GFP staffers have added to the potential food base for game fish in Lake Oahe by placing about 1,800 adult gizzard shad into the lake this past spring.
“The plan was to stock pre-spawn adult shad with the idea that their offspring could provide food resources in localized areas of Oahe. The adults began spawning in June and newly hatched, or larval, shad are being caught in small-mesh trawls, (nets towed behind a boat) at most locations where adults were stocked,” Fincel said.
GFP staffers have spoken with some anglers who report seeing walleyes that they consider to be skinny, but other anglers think the fish look fine.
“When you look at the whole reservoir and all the fishing trips that occur on it, fish caught at some locations on a specific angler trip may be skinnier than fish caught elsewhere on a different trip. This range in fish condition indicates food resources are adequate in some locations and more sparse in other locations. Anglers also report seeing clouds of baitfish on their graphs,” Fincel said.
GFP has received inquiries from anglers on the possibility of raising the daily and possession limits for walleye on Lake Oahe. Daily limits as high as 14 fish were used in the early 2000s in an attempt to reduce walleye abundance and thus reduce predation on a low density of rainbow smelt, to help increase smelt abundance.
“You hear rumors at fish-cleaning stations, bars, and coffee shops up and down the reservoir about GFP raising the limits, but there are no immediate plans to do so,” Fincel said. ”Raising the limit is not always needed if you want to harvest a lot of fish.
In 2011, we harvested almost as many walleyes with a four-fish daily limit as we did in 2001 with a 14-fish limit because of the high number of fishing trips and the high percentage of anglers keeping a daily limit of four fish.

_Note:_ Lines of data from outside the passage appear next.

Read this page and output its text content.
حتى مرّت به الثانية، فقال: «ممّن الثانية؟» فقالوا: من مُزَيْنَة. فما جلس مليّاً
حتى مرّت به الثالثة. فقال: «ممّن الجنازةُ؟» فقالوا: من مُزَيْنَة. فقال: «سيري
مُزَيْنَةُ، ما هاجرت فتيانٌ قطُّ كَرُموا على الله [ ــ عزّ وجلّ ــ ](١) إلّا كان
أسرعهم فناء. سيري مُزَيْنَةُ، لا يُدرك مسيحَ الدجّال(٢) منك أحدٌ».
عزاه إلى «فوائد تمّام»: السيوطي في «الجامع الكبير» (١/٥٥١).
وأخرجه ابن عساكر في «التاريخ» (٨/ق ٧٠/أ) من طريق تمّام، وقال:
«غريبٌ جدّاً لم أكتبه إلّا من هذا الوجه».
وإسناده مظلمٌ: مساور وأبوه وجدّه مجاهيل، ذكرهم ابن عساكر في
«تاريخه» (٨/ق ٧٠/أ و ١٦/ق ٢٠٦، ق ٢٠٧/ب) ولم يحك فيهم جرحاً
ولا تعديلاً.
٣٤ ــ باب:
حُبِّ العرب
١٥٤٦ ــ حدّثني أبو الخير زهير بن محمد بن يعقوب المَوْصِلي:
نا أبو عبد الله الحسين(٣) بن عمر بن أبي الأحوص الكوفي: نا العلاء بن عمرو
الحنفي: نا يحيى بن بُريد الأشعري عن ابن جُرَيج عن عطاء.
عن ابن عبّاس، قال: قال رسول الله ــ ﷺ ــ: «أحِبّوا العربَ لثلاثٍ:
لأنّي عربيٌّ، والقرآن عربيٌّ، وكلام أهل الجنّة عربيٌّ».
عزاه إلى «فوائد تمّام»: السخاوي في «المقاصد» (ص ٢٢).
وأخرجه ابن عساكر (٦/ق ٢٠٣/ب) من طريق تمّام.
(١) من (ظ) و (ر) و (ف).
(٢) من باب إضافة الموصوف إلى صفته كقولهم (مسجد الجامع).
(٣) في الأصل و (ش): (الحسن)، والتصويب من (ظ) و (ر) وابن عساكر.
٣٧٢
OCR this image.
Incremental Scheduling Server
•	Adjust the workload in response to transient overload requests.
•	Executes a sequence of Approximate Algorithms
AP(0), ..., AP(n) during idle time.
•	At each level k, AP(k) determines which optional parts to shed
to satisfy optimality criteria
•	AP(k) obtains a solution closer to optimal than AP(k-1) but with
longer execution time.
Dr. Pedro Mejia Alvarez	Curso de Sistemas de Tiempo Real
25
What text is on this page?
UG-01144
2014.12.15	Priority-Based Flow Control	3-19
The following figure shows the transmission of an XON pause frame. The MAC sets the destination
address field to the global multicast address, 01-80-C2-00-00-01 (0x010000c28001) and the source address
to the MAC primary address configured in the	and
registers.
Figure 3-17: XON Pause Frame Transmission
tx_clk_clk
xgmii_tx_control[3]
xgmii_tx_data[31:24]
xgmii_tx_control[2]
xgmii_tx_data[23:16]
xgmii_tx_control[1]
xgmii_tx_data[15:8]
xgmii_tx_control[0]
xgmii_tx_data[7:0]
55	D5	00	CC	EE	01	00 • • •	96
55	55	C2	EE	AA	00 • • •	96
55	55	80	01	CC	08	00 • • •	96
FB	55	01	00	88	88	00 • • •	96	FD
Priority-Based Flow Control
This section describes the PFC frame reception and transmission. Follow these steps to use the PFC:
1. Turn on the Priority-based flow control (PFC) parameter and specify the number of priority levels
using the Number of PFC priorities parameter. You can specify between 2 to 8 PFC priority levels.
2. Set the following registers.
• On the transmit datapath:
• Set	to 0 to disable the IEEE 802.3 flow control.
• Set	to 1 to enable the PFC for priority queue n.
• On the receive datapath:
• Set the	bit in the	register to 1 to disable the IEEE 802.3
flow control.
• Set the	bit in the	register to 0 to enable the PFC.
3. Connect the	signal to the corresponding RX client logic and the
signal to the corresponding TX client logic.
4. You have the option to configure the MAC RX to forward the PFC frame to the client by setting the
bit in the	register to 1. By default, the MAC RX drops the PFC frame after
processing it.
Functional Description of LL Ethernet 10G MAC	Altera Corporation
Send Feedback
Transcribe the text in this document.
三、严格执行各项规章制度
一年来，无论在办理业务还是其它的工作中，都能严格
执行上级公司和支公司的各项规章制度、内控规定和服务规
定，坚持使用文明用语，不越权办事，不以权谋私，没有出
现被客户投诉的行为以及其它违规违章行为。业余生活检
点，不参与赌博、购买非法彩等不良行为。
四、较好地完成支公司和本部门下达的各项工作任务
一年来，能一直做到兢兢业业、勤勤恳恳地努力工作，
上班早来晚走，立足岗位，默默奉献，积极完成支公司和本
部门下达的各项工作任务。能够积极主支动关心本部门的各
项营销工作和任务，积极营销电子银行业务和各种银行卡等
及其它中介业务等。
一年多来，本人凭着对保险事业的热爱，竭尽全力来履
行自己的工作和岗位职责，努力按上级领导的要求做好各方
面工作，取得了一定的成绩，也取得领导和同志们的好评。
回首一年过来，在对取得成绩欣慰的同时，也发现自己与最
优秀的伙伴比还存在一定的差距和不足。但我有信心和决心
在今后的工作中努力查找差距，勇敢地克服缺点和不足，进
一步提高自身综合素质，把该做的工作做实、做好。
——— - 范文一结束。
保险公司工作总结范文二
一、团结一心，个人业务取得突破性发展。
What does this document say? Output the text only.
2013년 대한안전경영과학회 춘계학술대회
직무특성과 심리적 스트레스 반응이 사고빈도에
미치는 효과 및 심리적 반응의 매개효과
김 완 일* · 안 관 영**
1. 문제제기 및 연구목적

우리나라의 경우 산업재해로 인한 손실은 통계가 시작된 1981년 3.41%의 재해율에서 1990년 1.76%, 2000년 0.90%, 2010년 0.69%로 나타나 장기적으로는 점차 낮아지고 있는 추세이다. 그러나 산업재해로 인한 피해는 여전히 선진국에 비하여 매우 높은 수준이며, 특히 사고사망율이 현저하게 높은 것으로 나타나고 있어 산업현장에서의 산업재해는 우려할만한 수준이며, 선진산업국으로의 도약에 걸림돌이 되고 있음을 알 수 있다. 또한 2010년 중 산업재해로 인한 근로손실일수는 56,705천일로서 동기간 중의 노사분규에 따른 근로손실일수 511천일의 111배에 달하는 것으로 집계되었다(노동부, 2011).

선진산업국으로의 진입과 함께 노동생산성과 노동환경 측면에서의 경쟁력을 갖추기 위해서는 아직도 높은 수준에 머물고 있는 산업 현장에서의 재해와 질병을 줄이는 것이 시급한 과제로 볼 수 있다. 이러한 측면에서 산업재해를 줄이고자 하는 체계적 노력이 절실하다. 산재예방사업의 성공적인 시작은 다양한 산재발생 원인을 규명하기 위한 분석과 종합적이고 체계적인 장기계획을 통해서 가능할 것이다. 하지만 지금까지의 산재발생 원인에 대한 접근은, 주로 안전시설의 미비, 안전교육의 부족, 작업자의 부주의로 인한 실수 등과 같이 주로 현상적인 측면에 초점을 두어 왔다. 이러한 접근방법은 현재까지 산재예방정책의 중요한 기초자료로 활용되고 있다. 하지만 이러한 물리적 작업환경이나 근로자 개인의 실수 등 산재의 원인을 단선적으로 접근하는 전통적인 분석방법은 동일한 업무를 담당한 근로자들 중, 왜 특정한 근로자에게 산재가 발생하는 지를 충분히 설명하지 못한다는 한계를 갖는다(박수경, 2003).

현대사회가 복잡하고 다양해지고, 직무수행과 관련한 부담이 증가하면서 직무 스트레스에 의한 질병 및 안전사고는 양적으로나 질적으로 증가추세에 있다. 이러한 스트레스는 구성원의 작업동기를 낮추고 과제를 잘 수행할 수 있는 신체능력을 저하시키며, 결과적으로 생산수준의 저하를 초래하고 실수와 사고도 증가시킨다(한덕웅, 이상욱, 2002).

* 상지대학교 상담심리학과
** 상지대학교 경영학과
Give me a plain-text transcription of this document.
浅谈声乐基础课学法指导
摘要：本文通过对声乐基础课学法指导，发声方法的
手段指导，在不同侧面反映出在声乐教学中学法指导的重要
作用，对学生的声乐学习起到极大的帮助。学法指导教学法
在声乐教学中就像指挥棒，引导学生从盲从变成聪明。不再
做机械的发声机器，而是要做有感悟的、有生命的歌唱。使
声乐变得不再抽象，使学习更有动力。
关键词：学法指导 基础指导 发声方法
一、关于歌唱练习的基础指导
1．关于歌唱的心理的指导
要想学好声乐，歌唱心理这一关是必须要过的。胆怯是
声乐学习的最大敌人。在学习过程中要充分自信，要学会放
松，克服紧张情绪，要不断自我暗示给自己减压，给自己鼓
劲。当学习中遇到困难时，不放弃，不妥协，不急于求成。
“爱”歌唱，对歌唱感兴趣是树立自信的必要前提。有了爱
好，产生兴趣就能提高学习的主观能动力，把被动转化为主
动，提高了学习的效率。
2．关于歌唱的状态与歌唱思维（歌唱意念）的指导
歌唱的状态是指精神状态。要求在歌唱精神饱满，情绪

Walleye harvest estimates for April through June this year have been the highest recorded, surpassing the harvests in 2001 and 2011.”
Fincel summed up fishing conditions on Lake Oahe by noting that the current level of fishing is providing exciting opportunities for anglers of all ages and all experience levels.
“The Oahe walleye fishery currently has a lot of fish that are easy for anglers to catch, and they are abundant enough that keeping them will not hurt the fishery,” Fincel said. “We have learned a lot about the current status of this fishery since the flooding, but there are still some important surveys that need to be completed to help determine the current status of the Lake Oahe fishery.”